Batalha de Venda Grande, a derrota do exército de Sorocaba; depoimento de um soldado sobrevivente
Autor: J.M.Fantinatti
Terça-feira, 7 de Junho de 1842
Última atualização: 18/12/2020 08:55:30



Após ser proclamado pelos rebeldes presidente interino em Sorocaba, que foi declarada capital provisória da Província, o Brigadeiro Tobias se encarregou de reunir a chamada Coluna Libertadora, com 1.500 homens, com a qual tentou invadir São Paulo para depor o presidente da Província, o Barão de Monte Alegre.



José da Costa Carvalho (1861)
Acervo/Fonte: Sébastien Auguste Sisson
O Barão de Monte Alegre

Declarou Sorocaba capital provisória e pretendia marchar com seus homens rumo à “verdadeira” capital, São Paulo, para depor o “verdadeiro” presidente da província. Foi acuado no meio do caminho, em Campinas, pelas tropas imperiais do barão de Caxias, o futuro duque de Caxias. Derrotado, teve de fugir para o Rio Grande do Sul, onde foi preso.

Combate de Venda Grande

Hoje, poucos conhecem a história do monumento. Instalado no canteiro central da avenida e rodeado de flores e arbustos, ele é mantido diariamente pelos próprios moradores da área.

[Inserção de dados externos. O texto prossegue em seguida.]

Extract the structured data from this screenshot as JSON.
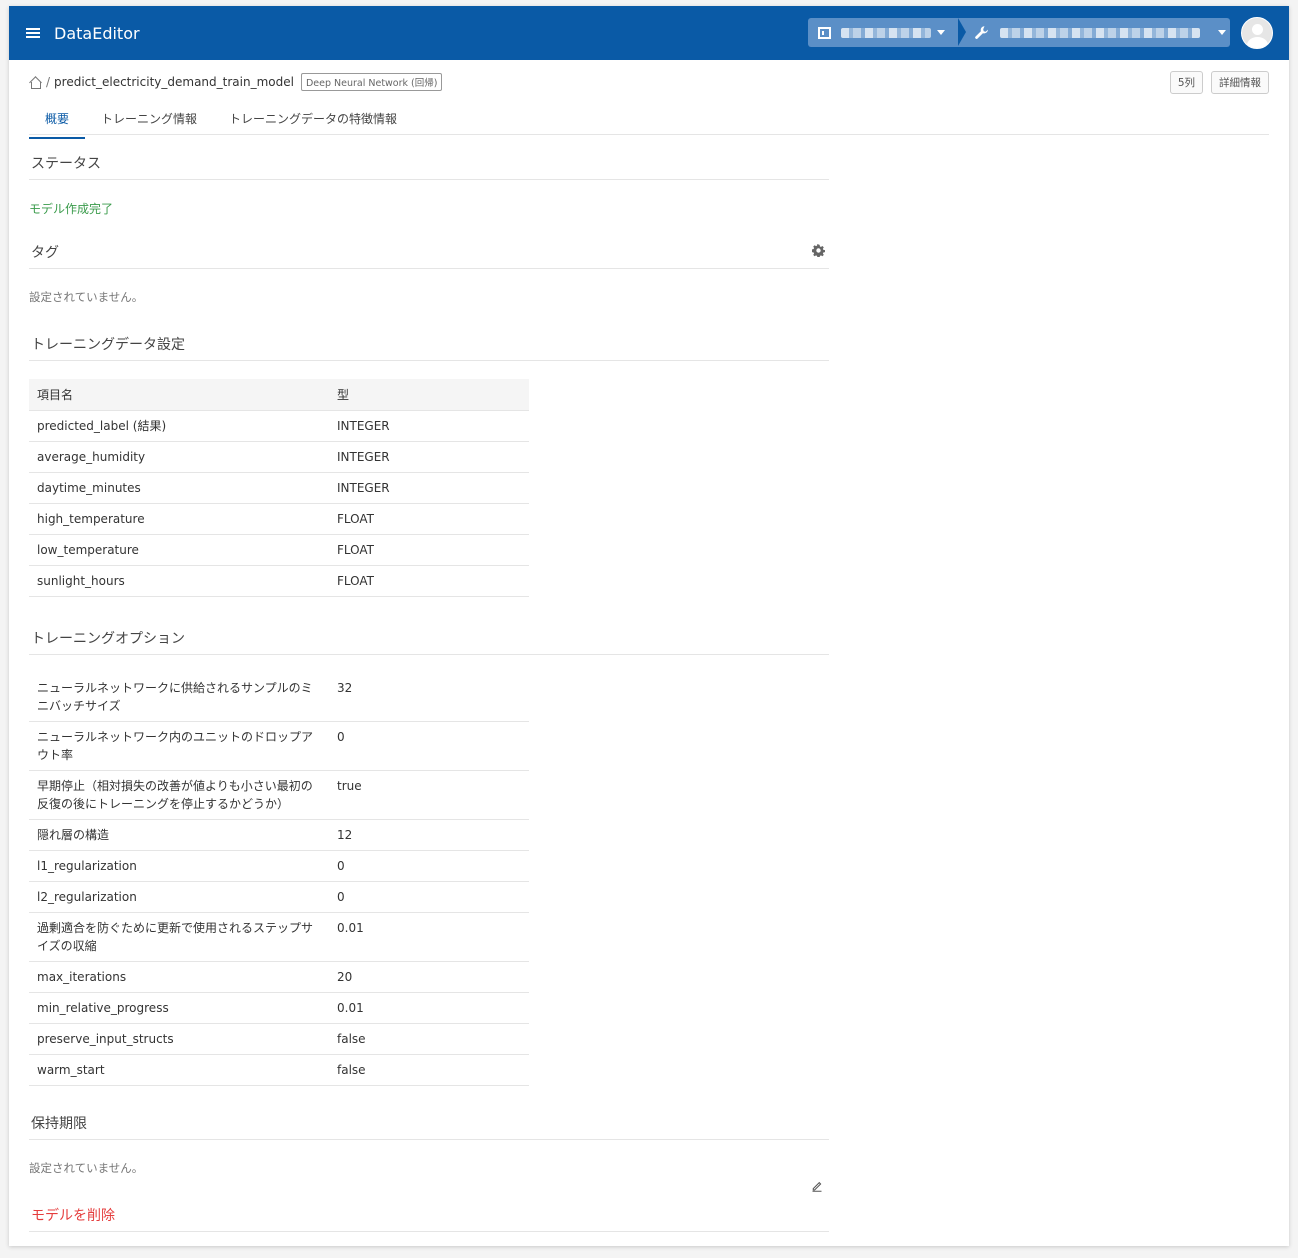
{
  "app": {
    "title": "DataEditor"
  },
  "context": {
    "org_icon": "building-icon",
    "project_icon": "wrench-icon"
  },
  "breadcrumb": {
    "separator": "/",
    "model_name": "predict_electricity_demand_train_model",
    "model_type": "Deep Neural Network (回帰)"
  },
  "header_buttons": {
    "columns": "5列",
    "details": "詳細情報"
  },
  "tabs": [
    {
      "label": "概要",
      "active": true
    },
    {
      "label": "トレーニング情報",
      "active": false
    },
    {
      "label": "トレーニングデータの特徴情報",
      "active": false
    }
  ],
  "status": {
    "title": "ステータス",
    "value": "モデル作成完了",
    "color": "#3a9b4b"
  },
  "tags": {
    "title": "タグ",
    "empty": "設定されていません。"
  },
  "training_data": {
    "title": "トレーニングデータ設定",
    "headers": [
      "項目名",
      "型"
    ],
    "rows": [
      [
        "predicted_label (結果)",
        "INTEGER"
      ],
      [
        "average_humidity",
        "INTEGER"
      ],
      [
        "daytime_minutes",
        "INTEGER"
      ],
      [
        "high_temperature",
        "FLOAT"
      ],
      [
        "low_temperature",
        "FLOAT"
      ],
      [
        "sunlight_hours",
        "FLOAT"
      ]
    ]
  },
  "training_options": {
    "title": "トレーニングオプション",
    "rows": [
      [
        "ニューラルネットワークに供給されるサンプルのミニバッチサイズ",
        "32"
      ],
      [
        "ニューラルネットワーク内のユニットのドロップアウト率",
        "0"
      ],
      [
        "早期停止（相対損失の改善が値よりも小さい最初の反復の後にトレーニングを停止するかどうか）",
        "true"
      ],
      [
        "隠れ層の構造",
        "12"
      ],
      [
        "l1_regularization",
        "0"
      ],
      [
        "l2_regularization",
        "0"
      ],
      [
        "過剰適合を防ぐために更新で使用されるステップサイズの収縮",
        "0.01"
      ],
      [
        "max_iterations",
        "20"
      ],
      [
        "min_relative_progress",
        "0.01"
      ],
      [
        "preserve_input_structs",
        "false"
      ],
      [
        "warm_start",
        "false"
      ]
    ]
  },
  "retention": {
    "title": "保持期限",
    "empty": "設定されていません。"
  },
  "delete_model": {
    "title": "モデルを削除",
    "button": "削除",
    "color": "#ef6a6a"
  },
  "colors": {
    "topbar": "#0a5aa6",
    "accent": "#0a5aa6",
    "danger": "#e53d3d"
  }
}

Rafael Tobias de Aguiar (1845)
Acervo/Fonte: Maximiliano Scholze
O Brigadeiro Tobias

Num pedaço de Campinas que vai aos poucos ganhando urbanização, quase nas bandas do subdistrito de Barão Geraldo e antiga área da Fazenda Santa Genebra, logo após o Campo dos Amarais e o Colégio Técnico Industrial “Conselheiro Antonio Prado”, um marco pouco visível indica o local onde em 7 de junho de 1842 ocorreu o combate da Venda Grande.

Combate, em Campinas?

Sim, exatamente isso! Um combate no qual as tropas imperiais derrotaram forças rebeladas, num movimento deflagrado na Província de São Paulo, sob o comando do brigadeiro Rafael Tobias de Aguiar.



Fazenda Venda Grande em Campinas
Data: 7 de Junho de 1842
Acervo/Fonte: Pró-Memória de Campinas
Local da batalha entre Sorocabanos e o exército do Duque de Caxias

Foi o ponto derradeiro da Revolução Liberal que também teve o Padre Diogo Antonio Feijó como um de seus líderes e eclodiu em Sorocaba, principal centro da revolta contra o Ministério.

O marco, erigido em 1956 por iniciativa do Departamento de História do Centro de Ciências Letras e Artes de Campinas, pretendeu assinalar com a data gravada e dizeres breves ("Combate de Venda Grande - 7-6-1842") tudo aquilo que teve um epílogo que estremeceu a gente do seu tempo e ceifou vidas em inúmeras famílias campineiras.



Marco da Batalha em Campinas
Data: Dezembro de 1842
Acervo/Fonte: Pró-Memória de Campinas

Pouco divulgado e bem pouco conhecido, o episódio de Venda Grande vai permitir, reproduzir o campo da operação bélica o quanto possível dentro do cenário existente nos dias em que Boaventura do Amaral tombou morto sob o assédio e o fogo dos comandados do coronel Amorim Bezerra, que o então Barão de Caxias mandou vir atacar os paulistas em armas.

Um quadro a óleo de um dos pintores "Dutra", conservou a imagem do prédio, construído provavelmente em 1.802. Seu proprietário e possível construtor, major Teodoro Ferraz Leite, já era falecido por ocasião do combate, quando o casarão estava abandonado e fazia parte do espólio em inventário.

No térreo situavam-se os serviços e no andar superior residia a família do riquíssimo Teodoro Ferraz Lelte, senhor de engenho casado em segundas núpcias com a mulher que, na época, era considerada a mais bonita e a mais gorda de Campinas (Dona Maria Luiza Teixeira). Era o local conhecido no tempo como o "Sítio do Teodoro" ou "Venda Grande".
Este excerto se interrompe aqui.